In his younger years, he would occasionally climb the fence to hold people back while Moya called the police. He would help rescue crews haul up the bodies of those who couldn't be saved. And he would invite the rescuers back to his house afterward for a comforting drink.
It all nearly cost him his life once. A chilling picture captured decades ago by a local news photographer shows Ritchie struggling with a woman, inches from the edge. The woman is seen trying to launch herself over the side — with Ritchie the only thing between her and the abyss. Had she been successful, he would have gone over, too.
These days, he keeps a safer distance. The council installed security cameras this year and the invention of mobile phones means someone often calls for help before he crosses the street. But he remains available to lend an ear, though he never tries to counsel, advise or pry. He just gives them a warm smile, asks if they'd like to talk and invites them back to his house for tea. Sometimes, they join him.

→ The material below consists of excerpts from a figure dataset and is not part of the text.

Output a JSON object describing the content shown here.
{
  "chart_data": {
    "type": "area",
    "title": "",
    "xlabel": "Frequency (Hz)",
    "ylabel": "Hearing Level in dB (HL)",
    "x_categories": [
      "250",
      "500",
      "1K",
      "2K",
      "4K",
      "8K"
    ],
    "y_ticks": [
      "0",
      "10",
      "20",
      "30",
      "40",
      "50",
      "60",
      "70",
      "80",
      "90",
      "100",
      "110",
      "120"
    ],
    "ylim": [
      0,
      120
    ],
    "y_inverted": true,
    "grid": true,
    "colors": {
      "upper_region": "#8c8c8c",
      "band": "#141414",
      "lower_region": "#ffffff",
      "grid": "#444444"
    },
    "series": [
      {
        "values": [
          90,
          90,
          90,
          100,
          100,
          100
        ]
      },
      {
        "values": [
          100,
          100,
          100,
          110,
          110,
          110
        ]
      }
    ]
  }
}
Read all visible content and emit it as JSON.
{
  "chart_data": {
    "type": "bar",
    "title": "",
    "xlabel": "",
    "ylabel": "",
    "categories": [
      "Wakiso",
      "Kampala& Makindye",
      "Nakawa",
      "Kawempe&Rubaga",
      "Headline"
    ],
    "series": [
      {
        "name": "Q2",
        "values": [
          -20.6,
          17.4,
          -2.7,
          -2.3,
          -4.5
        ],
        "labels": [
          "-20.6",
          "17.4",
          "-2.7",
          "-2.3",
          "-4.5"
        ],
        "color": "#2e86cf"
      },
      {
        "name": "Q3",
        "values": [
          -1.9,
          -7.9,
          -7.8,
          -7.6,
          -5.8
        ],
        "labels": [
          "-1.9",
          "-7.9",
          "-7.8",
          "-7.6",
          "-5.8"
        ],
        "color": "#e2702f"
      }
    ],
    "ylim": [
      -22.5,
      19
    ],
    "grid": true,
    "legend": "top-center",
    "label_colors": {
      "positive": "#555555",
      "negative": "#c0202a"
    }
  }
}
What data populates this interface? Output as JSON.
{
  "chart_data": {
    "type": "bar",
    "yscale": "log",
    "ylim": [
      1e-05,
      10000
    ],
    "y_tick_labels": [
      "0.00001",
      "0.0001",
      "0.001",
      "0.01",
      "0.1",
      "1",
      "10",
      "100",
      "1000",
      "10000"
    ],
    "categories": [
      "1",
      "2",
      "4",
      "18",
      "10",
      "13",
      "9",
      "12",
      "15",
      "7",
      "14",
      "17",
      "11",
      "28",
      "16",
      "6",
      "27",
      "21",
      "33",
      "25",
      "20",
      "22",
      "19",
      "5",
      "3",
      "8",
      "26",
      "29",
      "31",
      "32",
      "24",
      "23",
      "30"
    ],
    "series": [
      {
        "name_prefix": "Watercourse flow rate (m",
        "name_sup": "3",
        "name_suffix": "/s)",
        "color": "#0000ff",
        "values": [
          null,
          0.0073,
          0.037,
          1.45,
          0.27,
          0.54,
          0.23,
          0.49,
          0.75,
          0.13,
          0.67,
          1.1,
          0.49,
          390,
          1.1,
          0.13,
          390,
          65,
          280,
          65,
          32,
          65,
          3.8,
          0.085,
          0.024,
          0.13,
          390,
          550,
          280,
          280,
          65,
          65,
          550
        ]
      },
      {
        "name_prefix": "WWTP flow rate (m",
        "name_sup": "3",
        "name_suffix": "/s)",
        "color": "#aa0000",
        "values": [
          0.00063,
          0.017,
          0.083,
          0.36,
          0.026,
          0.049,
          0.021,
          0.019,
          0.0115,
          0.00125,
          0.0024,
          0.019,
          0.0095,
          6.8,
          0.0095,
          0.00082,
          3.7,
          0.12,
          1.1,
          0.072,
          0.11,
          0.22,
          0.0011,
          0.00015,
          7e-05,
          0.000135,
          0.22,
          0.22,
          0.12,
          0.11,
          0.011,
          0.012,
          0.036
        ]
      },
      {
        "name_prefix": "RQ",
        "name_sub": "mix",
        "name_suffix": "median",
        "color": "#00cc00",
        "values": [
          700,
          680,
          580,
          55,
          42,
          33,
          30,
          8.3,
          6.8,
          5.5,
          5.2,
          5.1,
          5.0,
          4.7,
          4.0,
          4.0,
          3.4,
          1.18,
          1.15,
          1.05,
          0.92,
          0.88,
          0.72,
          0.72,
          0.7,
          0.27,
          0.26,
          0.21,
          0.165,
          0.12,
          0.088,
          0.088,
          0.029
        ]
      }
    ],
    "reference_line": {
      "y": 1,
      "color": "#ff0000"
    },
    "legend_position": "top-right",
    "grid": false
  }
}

"I'm offering them an alternative, really," Ritchie says. "I always act in a friendly manner. I smile."
A smile cannot, of course, save everyone; the motivations behind suicide are too varied. But simple kindness can be surprisingly effective. Mental health professionals tell the story of a note left behind by a man who jumped off San Francisco's Golden Gate Bridge: 'If one person smiles at me on the way to the bridge, the man wrote, I will not jump.'
By offering compassion, Ritchie helps those who are suicidal think beyond the terrible present moment, says psychiatrist Gordon Parker, executive director of the Black Dog Institute, a mood disorder research center that has supported the council's efforts to improve safety at The Gap. "They often don't want to die, it's more that they want the pain to go away," Parker says. "So anyone that offers kindness or hope has the capacity to help a number of people."
Kevin Hines wishes someone like Ritchie was there the day he jumped off the Golden Gate Bridge in 2000. For 40 agonizing minutes, the then-19-year-old paced the bridge, weeping, and hoping someone would ask him what was wrong. One tourist finally approached — but simply asked him to take her picture. Moments later, he jumped.
Hines, who suffers from bipolar disorder, was severely injured, but eventually recovered. Today he says if one person had shown they were not blind to his pain, he probably would never have jumped. "A smile can go a long way - caring can go even further. And the fact that he offers them tea and he just listens, he's really all they wanted," Hines says. "He's all a lot of suicidal people want."